By Juan O. Tamayo, JTamayo@elNuevoHerald.com
A top aide to one of Cuba’s veteran political figures, Ricardo Alarcón, and the aide’s wife, have been convicted of spying and sentenced to 30 and 15 years in prison, according to persons close to the case.
Miguel Alvarez and Mercedes Arce, both former Cuban intelligence analysts in their 50s, were tried and convicted in December, the persons said, 22 months after they were detained in Havana for interrogation on March 3, 2012.
Alvarez was sentenced to 30 years on charges that he leaked secret information to Arce, according to the sources. Arce got the lesser sentence for allegedly using the information to write analytical reports on Cuba that she sold to private companies in Mexico.
Alvarez is the most senior Cuban official known to have been convicted of spying against the communist government in decades. At least three other Cubans are imprisoned on the island for spying, including two former Interior Ministry officials.
The Cuban government has repeatedly offered to swap U.S. government subcontractor Alan Gross, imprisoned in Havana since 2009, for four Havana spies held in U.S. prisons since 1998. But it has made no mention of the spies held in Cuban prisons.
The island’s state-controlled news media, which almost never reports on politically sensitive crimes, has published nothing on the Alvarez-Arce case. Relatives also have not commented publicly, hoping their silence will lead to better treatment for the couple.
There has been no indication of the seriousness of the breach of security allegedly created by Alvarez and Arce, but the Cuban government jealously guards even routine information such as sugar harvest figures and Fidel Castro’s home address.

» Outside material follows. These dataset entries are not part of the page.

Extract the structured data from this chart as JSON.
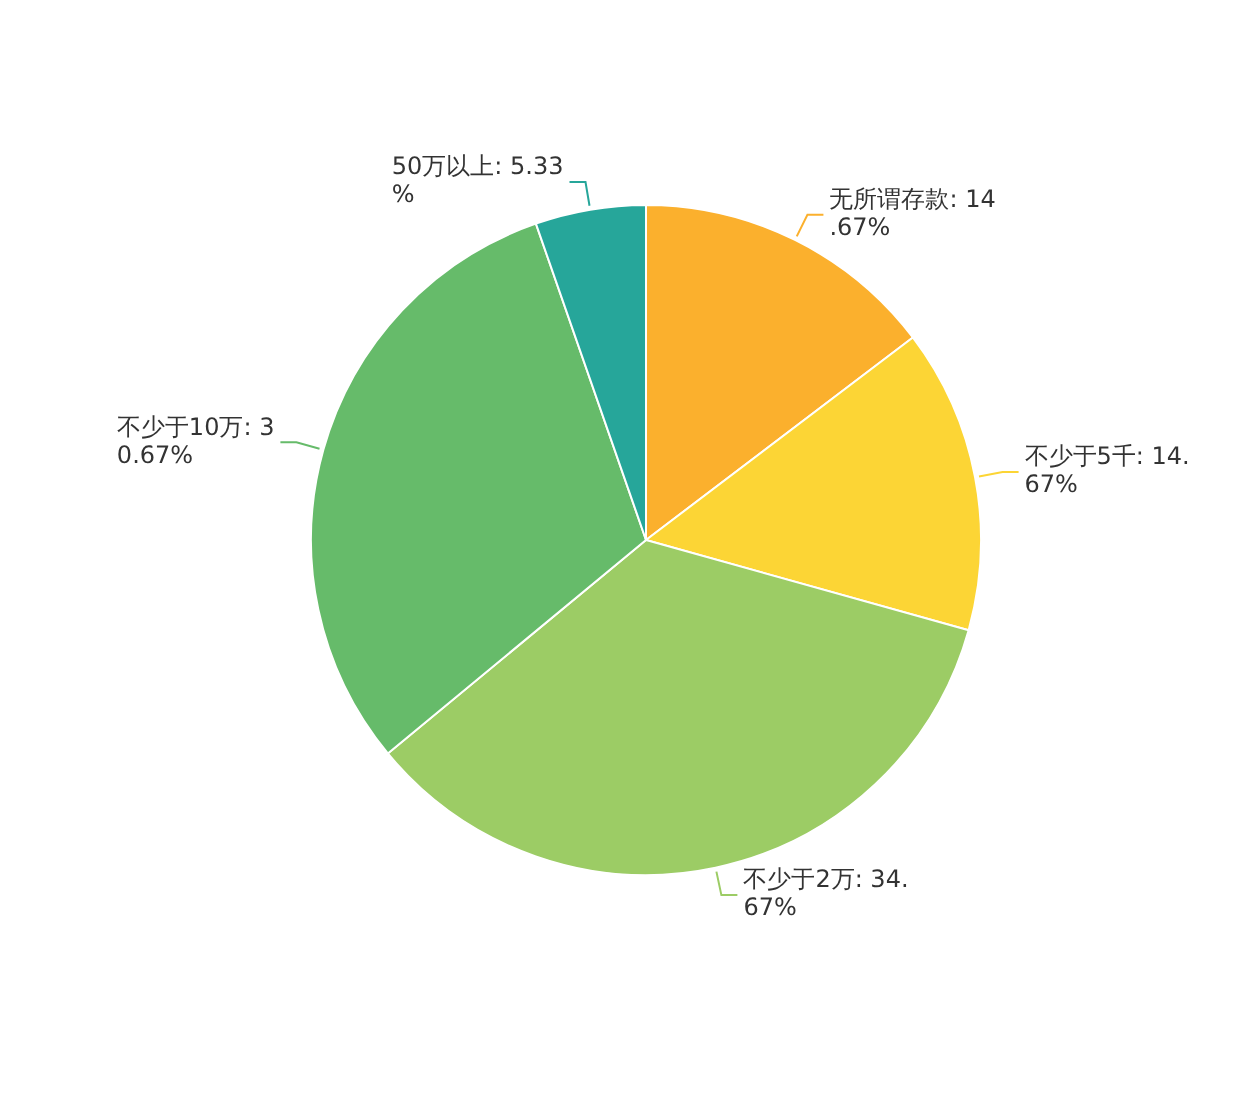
{
  "chart_data": {
    "type": "pie",
    "categories": [
      "无所谓存款",
      "不少于5千",
      "不少于2万",
      "不少于10万",
      "50万以上"
    ],
    "values": [
      14.67,
      14.67,
      34.67,
      30.67,
      5.33
    ],
    "value_labels": [
      "14.67%",
      "14.67%",
      "34.67%",
      "30.67%",
      "5.33%"
    ],
    "colors": [
      "#fbb02d",
      "#fcd535",
      "#9ccc65",
      "#66bb6a",
      "#26a69a"
    ],
    "legend": false
  }
}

Alvarez was a senior advisor to Alarcón on international and political affairs when Alarcón served as president of the legislative National Assembly of People’s Power, sitting in on many of his meetings with foreign dignitaries and journalists.
Alarcón, 77, a veteran specialist on U.S. relations, headed the National Assembly for 20 years but was replaced in February of last year, 11 months after the Alvarez and Arce arrests.
He is believed to remain a member of the powerful Political Bureau of the Communist Party. Alarcón is seen in public now mostly pushing the government campaign to free the four Cuban spies in U.S. prisons.
Former Florida International University professor Carlos Alvarez (no relation to the Alarcón aide), who was convicted of spying for Havana, described Arce in his confession as one of his Cuban intelligence handlers. He and his wife, Elsa Prieto, were sentenced in 2007 to five and three years in prison, respectively.